There are other important differences between the two business structures.
- Can’t claim the pass-through deduction. C corps aren’t pass-through entities, which means they aren’t eligible for the pass-through deduction. LLCs are eligible for the pass-through deduction.
- Consider the owner an employee. C corps can pay its owners as employees, while LLCs can’t.
- Can issue shares. This attracts investors and enables the business to go public, or IPO. While LLCs can have multiple owners, the percentage of ownership is outlined in the operating agreement.
- Have meeting requirements. C corps are required to hold annual meetings and record meeting minutes, while LLCs are not.
What’s the difference between an S corp and a C corp?
The main difference between an S corp and a C corp also comes down to taxation. Like an LLC, S corps are pass-through entities, but are not required to pay self-employment taxes.
S corp owners are required to pay themselves a “reasonable compensation” as an employee of the company and must pay FICA payroll taxes. The owner’s salary and employer payroll taxes are considered deductible expenses for the company.
C corp owners can also be paid as an employee of the company and are required to be treated as an employee if they’re involved in the daily operations of the business.
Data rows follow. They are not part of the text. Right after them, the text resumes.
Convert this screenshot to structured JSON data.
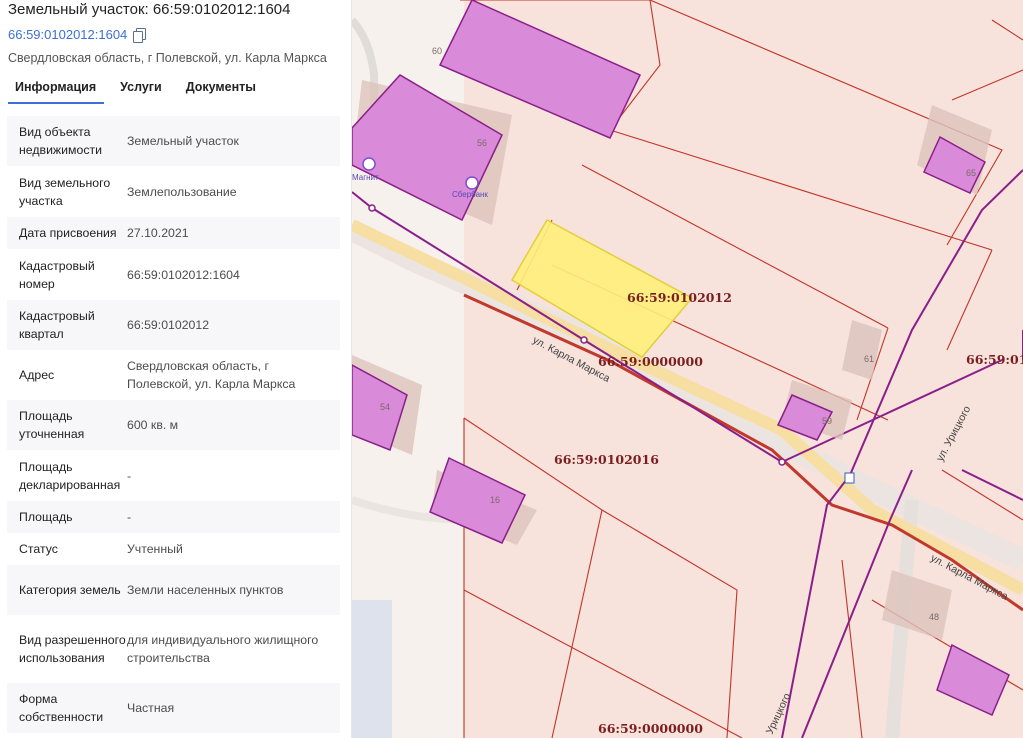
{
  "header": {
    "title": "Земельный участок: 66:59:0102012:1604",
    "cad_link": "66:59:0102012:1604",
    "address": "Свердловская область, г Полевской, ул. Карла Маркса"
  },
  "tabs": [
    {
      "label": "Информация",
      "active": true
    },
    {
      "label": "Услуги",
      "active": false
    },
    {
      "label": "Документы",
      "active": false
    }
  ],
  "info": [
    {
      "label": "Вид объекта недвижимости",
      "value": "Земельный участок"
    },
    {
      "label": "Вид земельного участка",
      "value": "Землепользование"
    },
    {
      "label": "Дата присвоения",
      "value": "27.10.2021"
    },
    {
      "label": "Кадастровый номер",
      "value": "66:59:0102012:1604"
    },
    {
      "label": "Кадастровый квартал",
      "value": "66:59:0102012"
    },
    {
      "label": "Адрес",
      "value": "Свердловская область, г Полевской, ул. Карла Маркса"
    },
    {
      "label": "Площадь уточненная",
      "value": "600 кв. м"
    },
    {
      "label": "Площадь декларированная",
      "value": "-"
    },
    {
      "label": "Площадь",
      "value": "-"
    },
    {
      "label": "Статус",
      "value": "Учтенный"
    },
    {
      "label": "Категория земель",
      "value": "Земли населенных пунктов"
    },
    {
      "label": "Вид разрешенного использования",
      "value": "для индивидуального жилищного строительства"
    },
    {
      "label": "Форма собственности",
      "value": "Частная"
    }
  ],
  "map": {
    "quarter_labels": {
      "main": "66:59:0102012",
      "road": "66:59:0000000",
      "south": "66:59:0102016",
      "east": "66:59:01",
      "bottom": "66:59:0000000"
    },
    "streets": {
      "karla_marksa_1": "ул. Карла Маркса",
      "karla_marksa_2": "ул. Карла Маркса",
      "uritskogo": "ул. Урицкого",
      "uritskogo_2": "Урицкого"
    },
    "buildings": {
      "b60": "60",
      "b56": "56",
      "b65": "65",
      "b61": "61",
      "b54": "54",
      "b59": "59",
      "b16": "16",
      "b48": "48"
    },
    "pois": {
      "magnit": "Магнит",
      "sberbank": "Сбербанк"
    },
    "colors": {
      "parcel_highlight": "#fff07a",
      "building_fill": "#d98ad8",
      "parcel_border": "#c2352a",
      "boundary_purple": "#8a1f8a"
    }
  }
}
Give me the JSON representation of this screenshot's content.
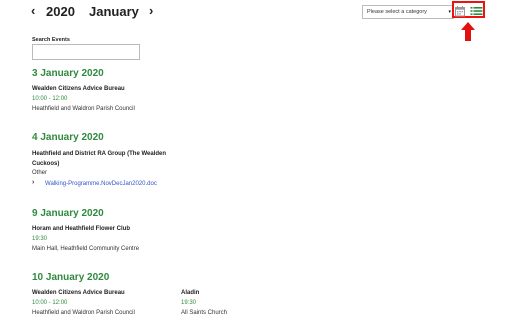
{
  "header": {
    "prev_arrow": "‹",
    "next_arrow": "›",
    "year": "2020",
    "month": "January",
    "category_select": "Please select a category",
    "caret": "▾"
  },
  "search": {
    "label": "Search Events",
    "value": ""
  },
  "icons": {
    "calendar_view": "calendar-icon",
    "list_view": "list-icon",
    "annotation": "red-up-arrow"
  },
  "colors": {
    "accent_green": "#2f8a3e",
    "link_blue": "#3355cc",
    "highlight_red": "#e11111"
  },
  "days": [
    {
      "date": "3 January 2020",
      "events": [
        {
          "title": "Wealden Citizens Advice Bureau",
          "time": "10:00 - 12:00",
          "venue": "Heathfield and Waldron Parish Council"
        }
      ]
    },
    {
      "date": "4 January 2020",
      "events": [
        {
          "title_line1": "Heathfield and District RA Group (The Wealden",
          "title_line2": "Cuckoos)",
          "venue": "Other",
          "attachment_chevron": "›",
          "attachment": "Walking-Programme.NovDecJan2020.doc"
        }
      ]
    },
    {
      "date": "9 January 2020",
      "events": [
        {
          "title": "Horam and Heathfield Flower Club",
          "time": "19:30",
          "venue": "Main Hall, Heathfield Community Centre"
        }
      ]
    },
    {
      "date": "10 January 2020",
      "events": [
        {
          "title": "Wealden Citizens Advice Bureau",
          "time": "10:00 - 12:00",
          "venue": "Heathfield and Waldron Parish Council"
        },
        {
          "title": "Aladin",
          "time": "19:30",
          "venue": "All Saints Church"
        }
      ]
    }
  ]
}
Finally, S corps don’t pay corporate taxes on their profits, while C corps do.
Here’s a deeper look at S corps vs. C corps:
S corp vs. C corp: Tax the business pays
|S corp||C corp|
|Business profit (pre-salary)||$100,000||$100,000|
|Payroll taxes: 7.65% (FICA) + 0.06% (FUTA)||$4,259||$0|
|Corporate tax: 21%||$0||$21,000|
S corp vs. C corp: Tax the owner pays
|S corp||C corp|
|Business profit (pre-salary)||$100,000||$100,000|
|Taxable profit (post-salary)||$50,000||$100,000|
|FICA payroll taxes: 7.65%||$3,825||$0|
|Amount distributed to owner||$0||$50,000|
|Income reported on owner’s personal return||$100,000*||$50,000|
|Income tax (single filer with standard deduction)||$15,246||$5,625**|
* Gross wages plus taxable profits
**Based on a qualified dividend taxed at 15% tax rate
The S corp pays $23,330 total in taxes, while the C corp pays $26,625.
S corps and C corps have a few more differences.
- Can claim the pass-through deduction. S corps are pass-through entities and therefore are eligible for the qualified business income deduction, while C corps aren’t.
- Are limited in size. C corps can have unlimited owners, while S corps are limited to 100 owners.
- Have ownership limitations. Foreign citizens and other businesses can own C corps, while an S corp must be owned by US individuals.
- Are limited in stock type. C corps can issue multiple classes of stock, while S corps can only issue one kind of stock.
And that’s (mostly) everything you need to know about C corporations. Now you can decide if a C corp is the right entity type for you as you work toward starting your first business.